The COE is a certificate that entitles one to own a car. This certificate is valid for ten years, at the end of which one must either scrap the car and get back the OMV which goes towards the purchase of a new car and a new COE. If one chooses, one can keep the old car and purchase a new COE for it and continue with the old car.

It is a total mystery to a non Singaporean why sometimes it actually is financially beneficial to scrap a perfectly good 3 or 4 year old car and trade in for a new one. Of course to an outsider it will seem wasteful, but Sngaporeans do it on a regular basis. I am told that this is due to the fluctuation of the value of the COE.

It is a very complicated system and one must understand fully all the mind boggling rules and regulations before a car purchase.

In Singapore, owning a car is a luxury and it is very expensive to keep and run a car. Public transport is excellent and many Singaporens have chosen to do without it. Eleswhere in the world we take it for granted that a vehicle is an essential possession and a necessity but not here in Singapore.

Saturday, January 06, 2007

Phuket Cancellation

Read in the papers today that they are predicting more violence in Thailand. Different factions are jostling for power and influence. The current Thai premier has told the country to brace themselves for more trouble to come. The situation in Thailand I gather is very volatile and anything could happen. They still have no idea who carried out the bombings on new years eve. There are numerous speculations but nobody can tell what might happen from day to day.

In view of the uncertainty and the volatile situation in Thailand at the moment, we have decided to postpone our visit to Phuket. Cancellation of hotel will cost us but Tiger Airways will refund in full because they have cancelled our return flight.

Phuket will always be there and we will visit under calmer circumstances.

Goodbye 2006 - Welcome 2007

2006 is behind us and we have crossed over into a new year 2007. As I looked back over the year that has just gone by, I asked myself,

Was I a better person than I was in 2005?
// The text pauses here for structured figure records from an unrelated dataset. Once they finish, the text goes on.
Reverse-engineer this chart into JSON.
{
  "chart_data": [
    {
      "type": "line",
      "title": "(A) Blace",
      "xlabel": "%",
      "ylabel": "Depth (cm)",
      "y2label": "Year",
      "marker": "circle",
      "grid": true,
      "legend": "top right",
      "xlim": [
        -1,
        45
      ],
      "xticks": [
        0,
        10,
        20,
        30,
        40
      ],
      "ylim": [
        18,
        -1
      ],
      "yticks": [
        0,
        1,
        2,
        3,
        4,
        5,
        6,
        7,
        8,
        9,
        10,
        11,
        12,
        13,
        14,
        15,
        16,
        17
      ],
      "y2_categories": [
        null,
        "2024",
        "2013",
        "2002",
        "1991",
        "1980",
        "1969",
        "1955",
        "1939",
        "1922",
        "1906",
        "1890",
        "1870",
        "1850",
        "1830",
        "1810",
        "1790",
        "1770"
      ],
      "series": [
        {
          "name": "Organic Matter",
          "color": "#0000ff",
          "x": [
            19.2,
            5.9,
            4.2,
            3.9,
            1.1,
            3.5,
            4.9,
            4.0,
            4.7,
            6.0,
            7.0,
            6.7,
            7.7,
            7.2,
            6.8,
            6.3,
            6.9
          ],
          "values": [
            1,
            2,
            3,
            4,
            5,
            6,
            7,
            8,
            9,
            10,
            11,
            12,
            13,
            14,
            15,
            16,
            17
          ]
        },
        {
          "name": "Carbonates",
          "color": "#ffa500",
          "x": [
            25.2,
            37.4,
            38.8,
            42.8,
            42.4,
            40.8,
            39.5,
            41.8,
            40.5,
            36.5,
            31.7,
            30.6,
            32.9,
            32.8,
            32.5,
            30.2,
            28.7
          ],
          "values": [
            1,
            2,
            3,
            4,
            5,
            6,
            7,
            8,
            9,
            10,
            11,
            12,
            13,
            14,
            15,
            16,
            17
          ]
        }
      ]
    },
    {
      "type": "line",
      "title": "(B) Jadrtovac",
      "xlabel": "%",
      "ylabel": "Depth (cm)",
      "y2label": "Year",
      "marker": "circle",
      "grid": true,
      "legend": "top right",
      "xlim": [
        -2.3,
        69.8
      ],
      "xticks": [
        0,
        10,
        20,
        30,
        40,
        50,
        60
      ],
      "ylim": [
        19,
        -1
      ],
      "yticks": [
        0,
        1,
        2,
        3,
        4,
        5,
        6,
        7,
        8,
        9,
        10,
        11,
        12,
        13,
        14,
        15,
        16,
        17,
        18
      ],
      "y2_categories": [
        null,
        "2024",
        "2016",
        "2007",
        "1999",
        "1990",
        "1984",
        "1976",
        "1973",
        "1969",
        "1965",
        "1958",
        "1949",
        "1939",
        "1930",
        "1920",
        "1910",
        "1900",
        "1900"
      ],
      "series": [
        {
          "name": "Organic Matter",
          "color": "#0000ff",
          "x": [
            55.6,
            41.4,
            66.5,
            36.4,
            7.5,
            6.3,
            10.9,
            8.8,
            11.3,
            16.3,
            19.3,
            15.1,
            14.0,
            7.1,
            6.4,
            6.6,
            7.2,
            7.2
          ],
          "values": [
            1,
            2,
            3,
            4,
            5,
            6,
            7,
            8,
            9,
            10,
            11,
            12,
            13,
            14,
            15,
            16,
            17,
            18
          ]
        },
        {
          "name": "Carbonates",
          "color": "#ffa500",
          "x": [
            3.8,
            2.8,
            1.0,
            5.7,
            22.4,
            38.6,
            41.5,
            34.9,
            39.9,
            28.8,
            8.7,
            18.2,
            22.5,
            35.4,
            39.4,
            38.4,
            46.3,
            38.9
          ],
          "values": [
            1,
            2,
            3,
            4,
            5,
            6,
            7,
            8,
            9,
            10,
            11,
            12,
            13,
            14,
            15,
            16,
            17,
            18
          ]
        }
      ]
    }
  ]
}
Have I, without knowing caused pain and sadness to someone?

Have I been compassionate and understanding?

Have I been too arrogant?

Have I spent enough time with my family and friends?

What have I achieved during the last twelve months?

Have I learnt anything new?

I would like to think that as I get older I have become wiser. I hope that with age I have also become a better person. I hope that in 2007 I would be able to bring happiness to all I come in contact with. I will try to be more compassionate and where needed I will always be willing to lend a helping hand. If I manage all these, then it will be a very good year for me.

Monday, January 01, 2007

Phuket - Thailand

We are scheduled to visit Phuket on January 9, 10 anf 11. In view of the New Year Eve bombings in Bangkok, we are wondering if we should proceed with the journey.

The second wave of bombing at the stroke of midnight into 2007, was aimed at tourists. I am wondering if Phuket will be safe during our trip. Just have to keep an eye on how situation develops in Thailand over the next week.

Thailand aka the Land of Smiles has started 2007 on a bad note. lets hope things do not deteriorates further.

Happy New Year

Happy New Year to one and all. Let us hope and pray that 2007 will bring with it Peace and Harmony between nations, Love and Compassion all over the world and let us all contribute towards the peotection of our environment.